We walked through the city’s medieval walls and up the delightful Rue de Voltaire. Grape vines, wisteria, ivy, and star jasmine climbed up to balconies and made the whole street look like a painting and smell wonderful.

And right smack in the middle of town was the Roman Arena! Begun in 90 A.D, it was the scene for gladiator games and other violent ‘entertainment’. Being a firm believer in cognitive dissonance, I can hate the games and admire the architecture.

And I do!
This arena could hold 20,000 people, had bathrooms to accommodate them and efficient corridors that could clear the whole place quickly. It is still standing, and still in use, today.
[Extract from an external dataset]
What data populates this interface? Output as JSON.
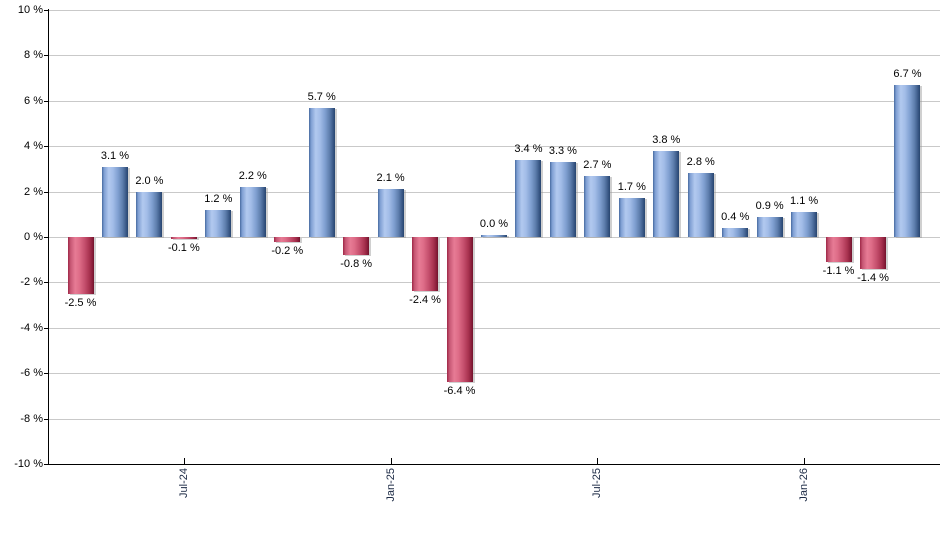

The electricity was being updated for the upcoming bull fighting season.
The most surprising thing I learned about the Arena was that in 1822, when France decided the Arena should be restored and maintained, the first thing they had to do was get the people living in it to move out! Apparently, in the lawlessness that followed the collapse of the Roman Empire around 500 A.D., folks moved into the arena and built houses, like a walled village. And their kids stayed, and they built more houses.

A few blocks up from the Arena was the Theater. It has suffered more from “recycling”, with only the first tier of its seats still in place. It is missing the wall behind the stage and all the decorated pillars but two that made it up the decorated back wall of the stage.

But this is still being used, as well, as you can see by the sound equipment being installed for summer concerts.

Closer to the Rhône are the ruins of Emperor Constantine’s thermal baths, but we saw them at a trot as we hurried to the train station for our trip home.